Opec will maintain oil output
OPEC ministers yesterday kept output steady and said record high prices had been driven by a series of factors that were beyond their control.
United States crude hit a record of US$103.95 a barrel on Monday and was trading above US$100 yesterday.
Washington has said even a token supply increase from the Organisation of Petroleum Exporting Countries (Opec) would help to tame prices.
But Opec ministers have repeatedly said the market has been driven upwards by factors such as a weak US dollar, speculation and political strife, and not by a lack of oil.
After less than two hours of talks, Opec delegates told Reuters that the group had reached agreement to keep supplies steady.
Nigerian Minister of State for Oil Odein Ajumogobia said earlier that he believed output should be kept steady, although he said oil above US$100 was uncomfortable and above US$80 a barrel was high. ‘The Opec official position has been that anything above US$80 is on the high side,’ he told reporters.
Yesterday’s no-change decision could still allow for quiet shifts in Opec production.
Top exporter Saudi Arabia has consistently pledged to keep the market well-supplied with oil.

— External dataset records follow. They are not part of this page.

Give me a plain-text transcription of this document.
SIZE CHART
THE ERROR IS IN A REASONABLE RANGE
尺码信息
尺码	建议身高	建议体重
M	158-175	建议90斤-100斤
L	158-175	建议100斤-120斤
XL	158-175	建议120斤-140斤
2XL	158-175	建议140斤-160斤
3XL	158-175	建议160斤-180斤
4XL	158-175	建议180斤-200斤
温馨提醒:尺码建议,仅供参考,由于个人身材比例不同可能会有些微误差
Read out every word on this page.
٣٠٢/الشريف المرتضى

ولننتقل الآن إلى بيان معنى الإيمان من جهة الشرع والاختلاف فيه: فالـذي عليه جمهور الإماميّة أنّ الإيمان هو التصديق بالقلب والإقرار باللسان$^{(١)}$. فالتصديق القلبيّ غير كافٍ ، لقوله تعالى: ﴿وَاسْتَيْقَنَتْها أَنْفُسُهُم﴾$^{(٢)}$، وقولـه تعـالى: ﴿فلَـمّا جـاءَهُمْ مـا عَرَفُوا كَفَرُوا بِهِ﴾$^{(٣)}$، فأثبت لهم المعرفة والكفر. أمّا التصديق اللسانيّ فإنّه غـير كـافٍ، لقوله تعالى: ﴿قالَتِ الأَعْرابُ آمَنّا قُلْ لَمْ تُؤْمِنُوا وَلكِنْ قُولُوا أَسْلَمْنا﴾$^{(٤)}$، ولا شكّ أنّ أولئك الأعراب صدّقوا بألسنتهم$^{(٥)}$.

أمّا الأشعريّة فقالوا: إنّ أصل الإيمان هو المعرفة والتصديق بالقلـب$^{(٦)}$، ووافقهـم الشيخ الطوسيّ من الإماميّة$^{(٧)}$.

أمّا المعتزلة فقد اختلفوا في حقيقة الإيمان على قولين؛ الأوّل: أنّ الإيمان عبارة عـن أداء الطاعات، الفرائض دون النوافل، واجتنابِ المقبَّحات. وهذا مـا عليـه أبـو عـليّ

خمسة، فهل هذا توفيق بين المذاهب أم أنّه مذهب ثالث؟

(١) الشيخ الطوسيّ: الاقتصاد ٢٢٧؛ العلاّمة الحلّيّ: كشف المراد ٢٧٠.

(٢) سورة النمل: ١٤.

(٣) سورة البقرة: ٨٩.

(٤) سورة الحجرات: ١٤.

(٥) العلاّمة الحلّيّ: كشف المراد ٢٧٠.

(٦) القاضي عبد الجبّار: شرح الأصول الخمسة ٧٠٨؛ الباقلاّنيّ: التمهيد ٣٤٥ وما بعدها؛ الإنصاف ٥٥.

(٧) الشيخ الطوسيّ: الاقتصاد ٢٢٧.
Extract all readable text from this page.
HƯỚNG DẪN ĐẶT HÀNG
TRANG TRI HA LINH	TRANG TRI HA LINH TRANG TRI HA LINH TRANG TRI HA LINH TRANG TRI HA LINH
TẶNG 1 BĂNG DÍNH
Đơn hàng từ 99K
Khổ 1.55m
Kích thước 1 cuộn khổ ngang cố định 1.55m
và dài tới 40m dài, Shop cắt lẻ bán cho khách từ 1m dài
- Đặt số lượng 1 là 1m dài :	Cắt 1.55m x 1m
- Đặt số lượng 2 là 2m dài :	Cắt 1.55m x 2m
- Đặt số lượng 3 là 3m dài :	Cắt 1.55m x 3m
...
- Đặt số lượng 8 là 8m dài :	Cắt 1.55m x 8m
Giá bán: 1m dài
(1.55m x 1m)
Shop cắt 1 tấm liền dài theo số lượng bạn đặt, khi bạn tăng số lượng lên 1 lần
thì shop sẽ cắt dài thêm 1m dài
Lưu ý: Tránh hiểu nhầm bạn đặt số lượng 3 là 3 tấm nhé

Saudi Arabian Oil Minister Ali al-Naimi said the kingdom had been pumping 9.2 million barrels per day (bpd) ‘day in, day out’, which is roughly 300,000 bpd above its formal Opec output target.
Piling the pressure on Opec, Washington said on Tuesday that a modest output increase of 300,000 bpd to 500,000 bpd could calm prices and help to limit any economic damage.
‘I think it’s a mistake to have your biggest customer’s economy to slow down…as a result of high energy prices,’ US President George W. Bush said.
Given they do not believe oil prices have been driven higher by a lack of crude, Opec ministers have been sceptical that an output increase would have any impact on the market.
The group’s 13 members, who pump more than a third of the world’s oil, could have an opportunity to reassess the market at producer- consumer talks in Rome on April 20 to 22.